Hausse des coûts d’exploitation

Déjà depuis deux ans, c’était loin d’être évident à ce niveau. Départ tardif (mois de juin), des prises à la fois encourageante et décevante (en montagnes russes) et le prix jugé en-deçà des attentes de la part des pêcheurs. Et voilà qu’une nouvelle brique vient de leur tomber sur la tête : la hausse vertigineuse du carburant.
« Comme vous le savez, nos crevettiers acadiens parcourent de longues distances pour se rendre sur les bancs de pêche à la crevette. La principale dépense demeure le carburant. Avec cette montée en flèche du prix, une nouvelle source d’inquiétude frappe les pêcheurs qui n’avaient vraiment pas besoin de cette mauvaise nouvelle. En ce moment, plusieurs interrogations nous trottent dans la tête: s’il y a une hausse du prix versé aux pêcheurs, est-ce que cette hausse sera suffisante pour compenser les dépenses de carburant et combien longtemps pourront-ils résister? Actuellement, la rentabilité des entreprises de pêche est très préoccupante », a raconté la représentante de l’ACAG.

Lueur d’espoir

Bien que le tableau soit sombre en ce moment, une petite lumière surgir au fond du couloir. La crevette nordique étant en chute libre depuis quelques années sur les marchés mondiaux, voilà que le tristement conflit Ukraine-Russie pourrait peut être changer la donne. « En ce moment, on assiste à un boycott généralisé des produits en provenance de la Russie et ça implique aussi la crevette. Nous souhaitons que le marché du Royaume-Uni sera salutaire pour notre crevette et aura des effets bénéfiques au niveau du prix. Mais pour le moment, nous ne faisons que spéculer », mentionne Éda Rousel.

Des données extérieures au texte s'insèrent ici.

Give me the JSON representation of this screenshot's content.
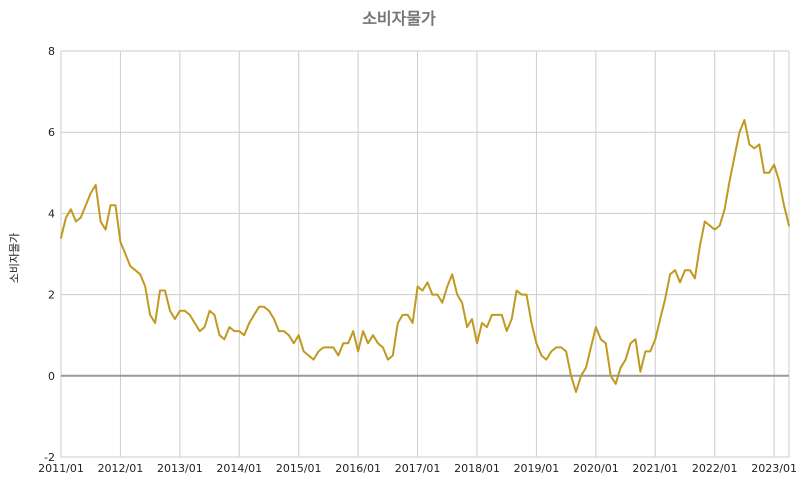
{
  "chart_data": {
    "type": "line",
    "title": "소비자물가",
    "ylabel": "소비자물가",
    "xlabel": "",
    "ylim": [
      -2,
      8
    ],
    "yticks": [
      -2,
      0,
      2,
      4,
      6,
      8
    ],
    "x_start": "2011/01",
    "x_end": "2023/04",
    "x_tick_labels": [
      "2011/01",
      "2012/01",
      "2013/01",
      "2014/01",
      "2015/01",
      "2016/01",
      "2017/01",
      "2018/01",
      "2019/01",
      "2020/01",
      "2021/01",
      "2022/01",
      "2023/01"
    ],
    "grid": true,
    "series": [
      {
        "color": "#c09a20",
        "values": [
          3.4,
          3.9,
          4.1,
          3.8,
          3.9,
          4.2,
          4.5,
          4.7,
          3.8,
          3.6,
          4.2,
          4.2,
          3.3,
          3.0,
          2.7,
          2.6,
          2.5,
          2.2,
          1.5,
          1.3,
          2.1,
          2.1,
          1.6,
          1.4,
          1.6,
          1.6,
          1.5,
          1.3,
          1.1,
          1.2,
          1.6,
          1.5,
          1.0,
          0.9,
          1.2,
          1.1,
          1.1,
          1.0,
          1.3,
          1.5,
          1.7,
          1.7,
          1.6,
          1.4,
          1.1,
          1.1,
          1.0,
          0.8,
          1.0,
          0.6,
          0.5,
          0.4,
          0.6,
          0.7,
          0.7,
          0.7,
          0.5,
          0.8,
          0.8,
          1.1,
          0.6,
          1.1,
          0.8,
          1.0,
          0.8,
          0.7,
          0.4,
          0.5,
          1.3,
          1.5,
          1.5,
          1.3,
          2.2,
          2.1,
          2.3,
          2.0,
          2.0,
          1.8,
          2.2,
          2.5,
          2.0,
          1.8,
          1.2,
          1.4,
          0.8,
          1.3,
          1.2,
          1.5,
          1.5,
          1.5,
          1.1,
          1.4,
          2.1,
          2.0,
          2.0,
          1.3,
          0.8,
          0.5,
          0.4,
          0.6,
          0.7,
          0.7,
          0.6,
          0.0,
          -0.4,
          0.0,
          0.2,
          0.7,
          1.2,
          0.9,
          0.8,
          0.0,
          -0.2,
          0.2,
          0.4,
          0.8,
          0.9,
          0.1,
          0.6,
          0.6,
          0.9,
          1.4,
          1.9,
          2.5,
          2.6,
          2.3,
          2.6,
          2.6,
          2.4,
          3.2,
          3.8,
          3.7,
          3.6,
          3.7,
          4.1,
          4.8,
          5.4,
          6.0,
          6.3,
          5.7,
          5.6,
          5.7,
          5.0,
          5.0,
          5.2,
          4.8,
          4.2,
          3.7
        ]
      }
    ]
  }
}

Redonner ses lettres de noblesse

En conclusion, elle formule le souhait que l’industrie reprenne force autant sous l’eau que sur les marchés. Elle dit souhaiter également que la pêche à la crevette reçoit tout le crédit qu’elle mérite au sein de la population. « Il est vrai, dit-elle, que la pêche au homard et aux crabes des neiges est importante sur le plan économique et social mais il en va de même pour la crevette. Ne perdons pas de vue que cette pêche est un pan important de notre économie. En temps normal, la saison des crevettiers s’étale du 1er avril au 31 décembre et fait travailler bien du monde dans nos deux usines de transformation (Produits Belle Baie Ltée à Caraquet) et l’Association coopérative des pêcheurs de l’île Ltée à Lamèque). La crevette, cette perle rose est un délice. Elle mérite d’être mieux reconnue. »
La santé de la ressource est remise en question en ce moment. Deuxième interrogation : comment va se comporter notre crevette nordique sur les marchés mondiaux? Il y a un peu de soleil à l’horizon du côté du Royaume-Uni.